Le Bouddha ordonna que pour être ordonné bikkhu ou bikkhuni, le requérant devait avoir un précepteur. Le précepteur est généralement le moine âgé qui a ordonné le requérant samanera. Le samanera doit approcher une communauté d'au moins dix moines d'au moins dix ans debout chacun et qui sont bien respectés pour leurs vertus et leur apprentissage. Les moines poseraient alors onze questions au demandeur pour évaluer son état de préparation, sa pertinence et ses motivations: (1) Êtes-vous indemne de maladie? (2) Êtes-vous un être humain? (3) Êtes-vous un homme? (4) Êtes-vous un homme libre? (5) Êtes-vous libre de toute dette? (6) Avez-vous des obligations envers le roi? (7) Avez-vous la permission de vos parents? (8) Avez-vous au moins vingt ans? (9) Avez-vous votre bol et votre robe? (10) Quel est ton nom? (11) Quel est le nom de votre professeur? Si le demandeur répond de manière satisfaisante à ces questions, il / elle demandera l'ordination trois fois et s'il n'y a pas d'objection de la part de l'assemblée, il / elle est considéré comme un moine / nonne.

Les moines et les nonnes prononcent leurs vœux toute leur vie, mais ils peuvent les "rendre" (jusqu'à trois fois dans une vie), une possibilité qui est en fait utilisée par de nombreuses personnes. De cette façon, le bouddhisme garde les vœux «propres». Il est possible de les garder ou de quitter ce mode de vie, mais il est considéré comme extrêmement négatif de rompre ces vœux.

Au Tibet, généralement les petits enfants à partir de 6 ans peuvent rabjung l'ordination qui est une approche spécifique à l'enfant de la vie monastique. À 14 ans, ils prennent généralement getshül l'ordination qui comprend plus de règles, et après 21 ans, beaucoup prennent l'ordination gelong - ou préfèrent quitter la vie monastique.

Hiérarchie entre moines

Tibet: Le dalaï-lama, chef du clergé bouddhiste tibétain et chef politique et spirituel du Tibet.

Dans la plupart des branches du bouddhisme, il n'y a pas de règles formelles qui définissent une hiérarchie au sein du monastère. Cependant, des règles tacites d'obéissance au membre le plus ancien de la Sangha et d'autres règles découlant de la relation enseignant / étudiant, senior / junior et précepteur / stagiaire sont à l'œuvre au sein du monastère. Les décisions à prendre concernant la vie au monastère sont généralement prises lors de réunions communales.

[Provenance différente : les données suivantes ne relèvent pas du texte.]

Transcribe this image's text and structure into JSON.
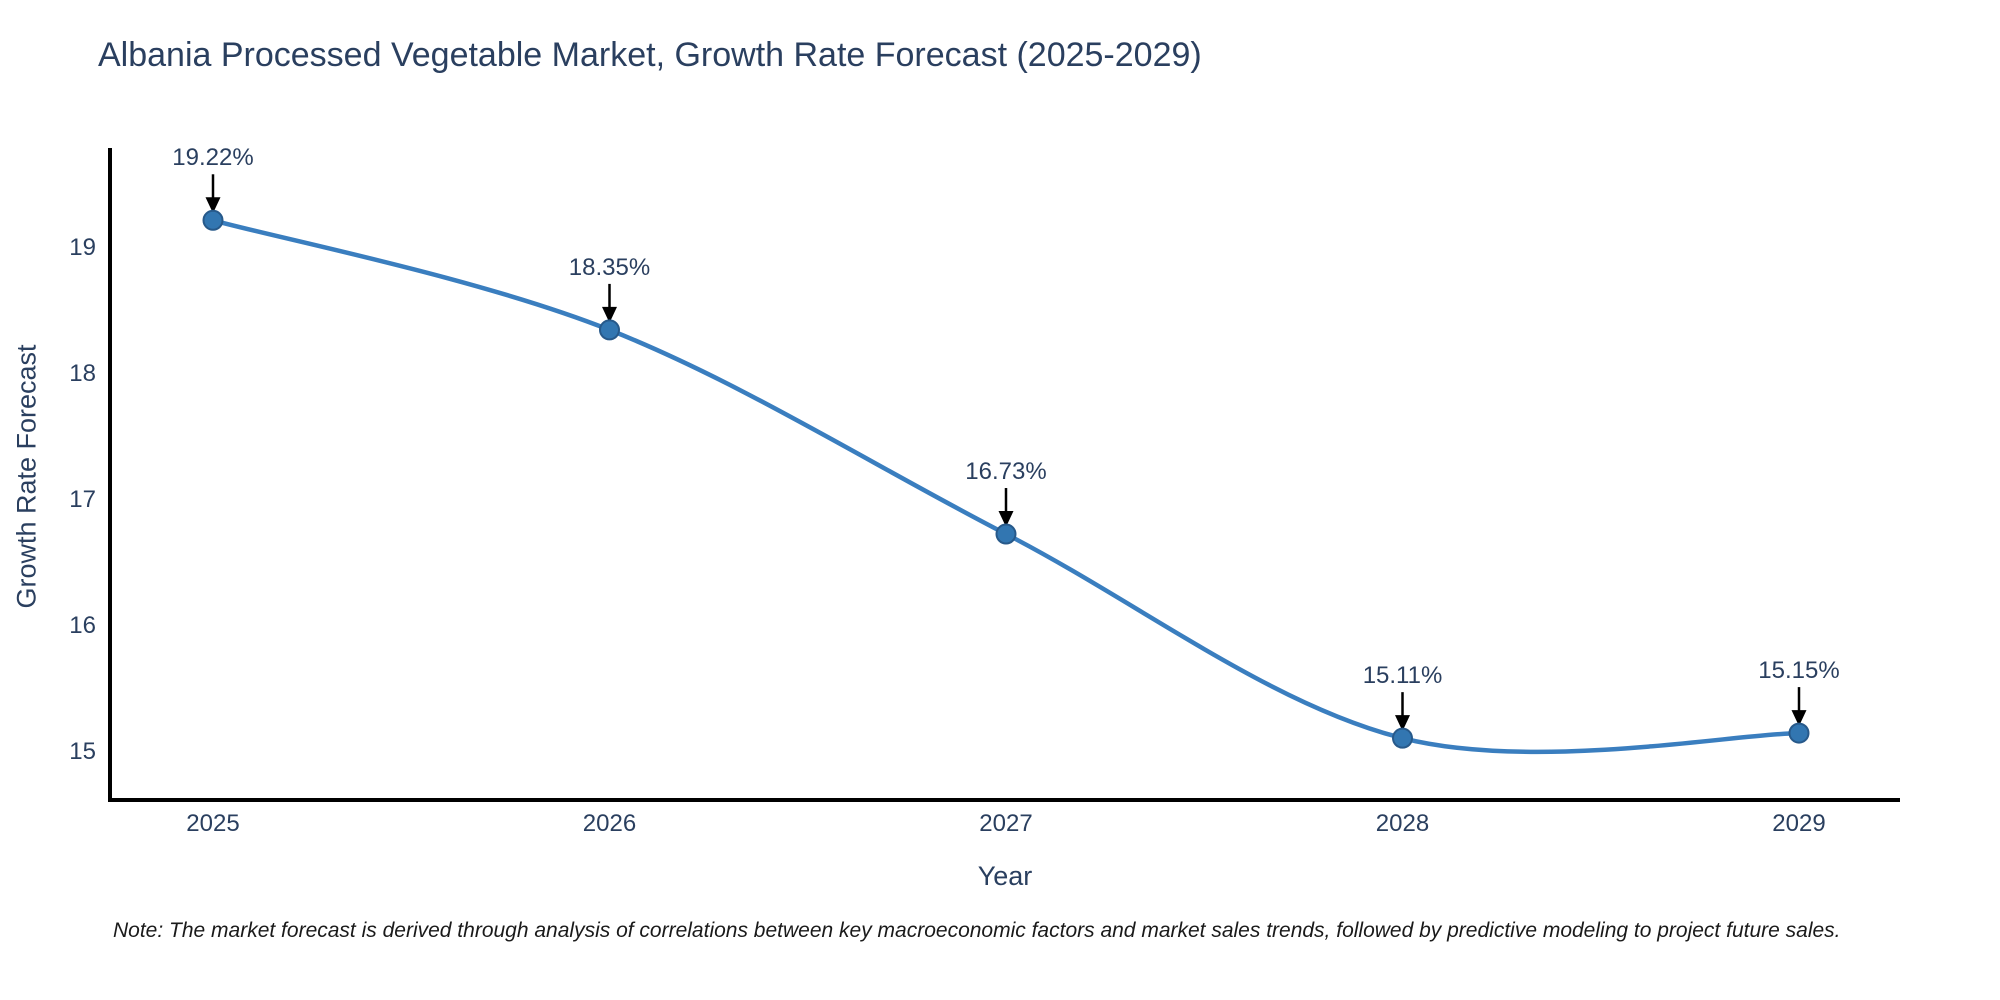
{
  "chart_data": {
    "type": "line",
    "title": "Albania Processed Vegetable Market, Growth Rate Forecast (2025-2029)",
    "xlabel": "Year",
    "ylabel": "Growth Rate Forecast",
    "categories": [
      2025,
      2026,
      2027,
      2028,
      2029
    ],
    "values": [
      19.22,
      18.35,
      16.73,
      15.11,
      15.15
    ],
    "point_labels": [
      "19.22%",
      "18.35%",
      "16.73%",
      "15.11%",
      "15.15%"
    ],
    "yticks": [
      15,
      16,
      17,
      18,
      19
    ],
    "ylim": [
      14.6,
      19.8
    ],
    "xlim": [
      2024.74,
      2029.25
    ],
    "line_shape": "spline",
    "grid": "off",
    "legend": "none",
    "colors": {
      "line": "#3a7ebf",
      "marker_fill": "#3276b1",
      "marker_edge": "#27598a",
      "axis_line": "#000000",
      "tick_text": "#2a3f5f",
      "title_text": "#2a3f5f",
      "annotation_text": "#2a3f5f",
      "arrow": "#000000",
      "note_text": "#1a1a1a"
    },
    "note": "Note: The market forecast is derived through analysis of correlations between key macroeconomic factors and market sales trends, followed by predictive modeling to project future sales."
  }
}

La gestion quotidienne du monastère est assurée par un abbesse ou un abbé qui peut désigner des assistants. Les postes d'abbesse / abbé sont généralement occupés par l'un des membres supérieurs du monastère. Dans certains cas, il sera élu par les membres de l'Ordre et dans d'autres cas, la communauté laïque le choisira.

Les femmes n'étaient pas à l'origine incluses dans la communauté ascétique par le Bouddha. Cependant, après les pressions incessantes de sa tante et belle-mère, Maha Pajapati Gotami, il a accepté l'ordination des femmes. Des restrictions et des règles plus strictes ont été imposées aux communautés de religieuses, telles que la préséance des moines sur les religieuses en matière de respect et de déférence, l'interdiction de l'enseignement des moines, et que la confession et la punition des religieuses doivent être faites avant une assemblage conjoint des moniales et des moines.

Peignoirs

La robe spéciale des moines et nonnes bouddhistes ordonnés, les robes, vient de l'idée de porter des vêtements bon marché juste pour protéger le corps des intempéries et du climat. Ils ne doivent pas être fabriqués à partir d'un seul morceau de tissu, mais assemblés à partir de plusieurs morceaux. Le rouge foncé étant la couleur la moins chère du Cachemire, la tradition tibétaine a des robes rouges. Dans le sud, le jaune joue le même rôle, bien que la couleur du safran ait également des associations culturelles en Inde; en Asie de l'Est, les robes sont jaunes, grises ou noires.

Au Tibet, il existe des différences prononcées dans la robe des moines à différents stades de leur vocation. Une différence est que les robes des novices getshül n'incluent pas les "trous" que l'on peut trouver dans les robes des moines gelong. Certains moines déchirent leurs robes en morceaux, puis raccommodent ces morceaux à nouveau. Les plus jeunes novices rabjung ne portent pas le "chö-göö", ou tissu jaune porté pendant les enseignements bouddhistes par les gethüls et les gelongs.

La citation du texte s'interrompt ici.